News & Press
NY’s women in cannabis: Elana Tamas
Elana Tamas is the Head of Cannabis Tax at Anchin. She discusses her journey in the cannabis industry, the barriers to women leadership, and advice for the next generation of women leaders.
Women are vastly underrepresented in cannabis, and not just in New York. From 2019 to 2022, executive-level females have seen their industry wide status drop from 37% to 23%. Yet the MRTA makes things very clear: women-owned businesses are a key component of the state’s social and economic equity plan.
Why did you launch your career in the cannabis industry? Were there any women who inspired you to do so? How did you do it?
I went back to college and got my masters in Taxation in the midst of a divorce, and while my son was quite young. I became fascinated with the taxation of the cannabis industry during my final semester, when I determined to write about the topic for my final paper. I have since that point been passionate about both the complexity of the tax issues and the importance of the social issues that are inextricably linked to the practice. The women that inspire me most are the ones from the previous generations who laid the ground work for women like myself to have a voice, a platform, and opportunity to more freely thrive in a male dominated field.
What do you think is the most significant barrier to female leadership? Are the barriers different in cannabis than any other industry?
Barriers to female leadership still substantially exist. It is harder to be taken seriously as a woman. Too assertive and passionate, and she has too much nerve, and if she is less assertive, she is passive and does not have drive. It often feels impossible to be respected.

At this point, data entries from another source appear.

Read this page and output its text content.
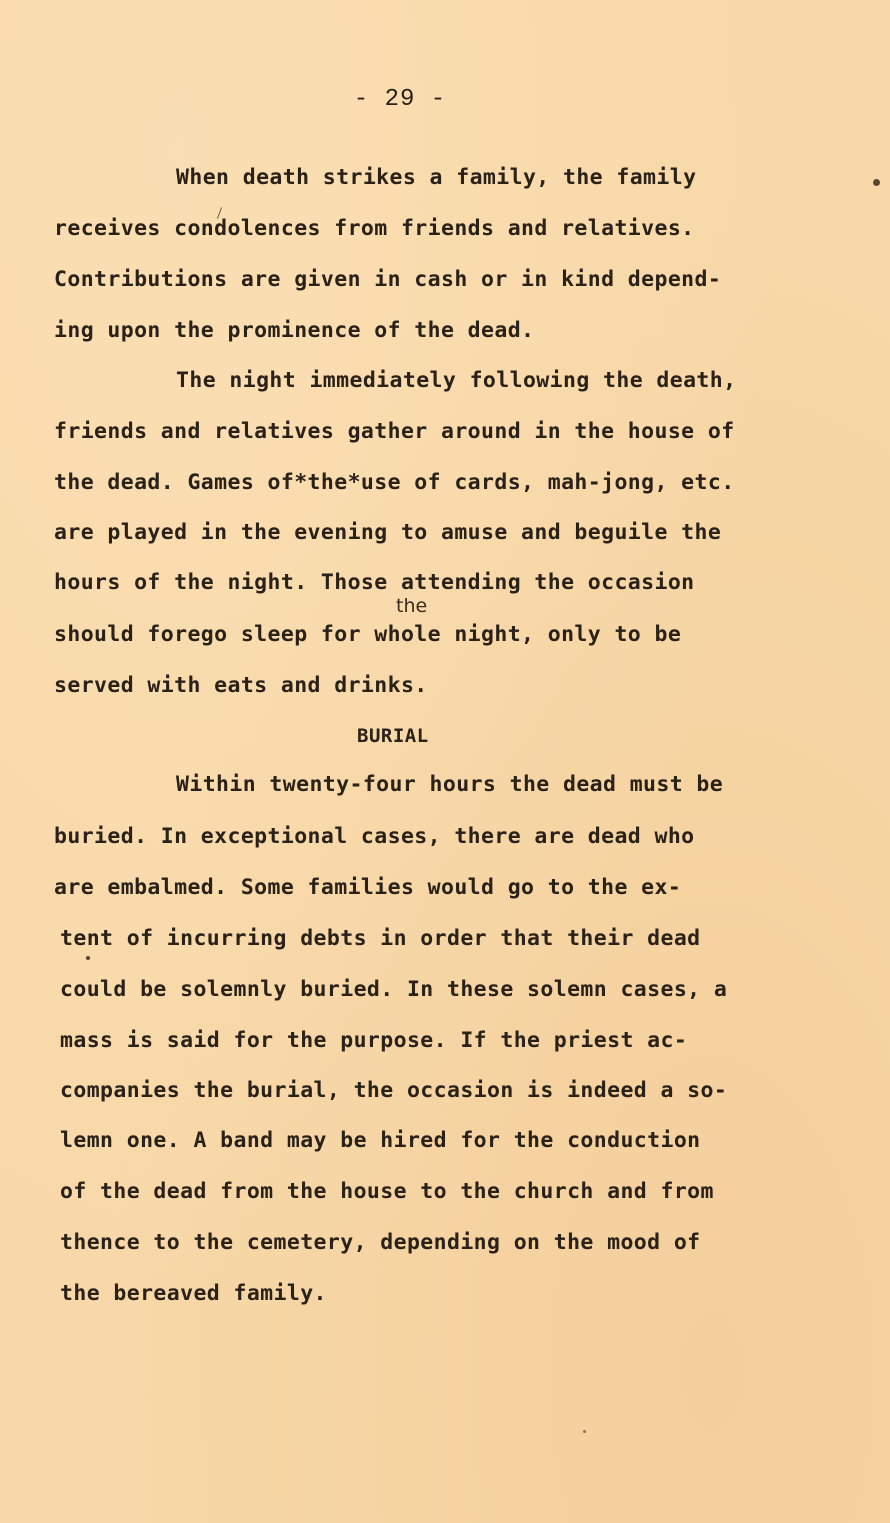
- 29 -
When death strikes a family, the family
receives condolences from friends and relatives.
Contributions are given in cash or in kind depend-
ing upon the prominence of the dead.
The night immediately following the death,
friends and relatives gather around in the house of
the dead. Games of*the*use of cards, mah-jong, etc.
are played in the evening to amuse and beguile the
hours of the night. Those attending the occasion
the
should forego sleep for whole night, only to be
served with eats and drinks.
BURIAL
Within twenty-four hours the dead must be
buried. In exceptional cases, there are dead who
are embalmed. Some families would go to the ex-
tent of incurring debts in order that their dead
could be solemnly buried. In these solemn cases, a
mass is said for the purpose. If the priest ac-
companies the burial, the occasion is indeed a so-
lemn one. A band may be hired for the conduction
of the dead from the house to the church and from
thence to the cemetery, depending on the mood of
the bereaved family.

I believe that this industry is largely male dominated, but everyone is a pioneer, and this evens the playing field more. There are fewer people with expertise, and women who have a mastery of some segment of this industry have more opportunity to be sought after.

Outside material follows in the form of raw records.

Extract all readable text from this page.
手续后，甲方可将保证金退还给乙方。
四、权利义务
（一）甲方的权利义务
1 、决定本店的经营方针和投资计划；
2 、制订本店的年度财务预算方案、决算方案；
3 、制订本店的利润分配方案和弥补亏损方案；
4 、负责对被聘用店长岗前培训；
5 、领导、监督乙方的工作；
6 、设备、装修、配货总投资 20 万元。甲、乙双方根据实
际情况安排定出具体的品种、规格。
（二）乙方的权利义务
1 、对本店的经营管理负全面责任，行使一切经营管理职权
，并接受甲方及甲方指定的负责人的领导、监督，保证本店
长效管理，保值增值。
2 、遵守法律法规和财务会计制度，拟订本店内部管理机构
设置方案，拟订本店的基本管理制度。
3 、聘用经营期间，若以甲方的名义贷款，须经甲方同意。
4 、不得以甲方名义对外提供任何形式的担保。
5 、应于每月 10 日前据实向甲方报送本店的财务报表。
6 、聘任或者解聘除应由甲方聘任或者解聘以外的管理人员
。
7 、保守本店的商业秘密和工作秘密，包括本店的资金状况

What’s the most common behavior or trait that you have seen derail female leaders’ careers, or at least negatively impact them?
I don’t blame women for career derailments.
What are the benefits to having women in leadership? What benefits have you received from your leadership experiences?
The best people should be in positions of leadership. Being that we have to work harder to get the same positions that a man would achieve, we are more appreciative and more qualified generally when we do reach that position. We understand hardship and are often quite sensitive to seeing other people through challenges.
Shout out your other favorite women-owned or women-led businesses in the industry.
What advice would you give to the next generation of female leaders?
You are capable and should believe in yourself. I would tell women to keep lifting each other up, and that the work does not end. Do not get comfortable ever with your rights existing without nurturing the preservation of our equal rights that were so fearlessly and tirelessly fought for.
Is there anything we left out that you’d like to add?
Nothing. I am grateful to have been recommended and I would like to contribute to this however I can.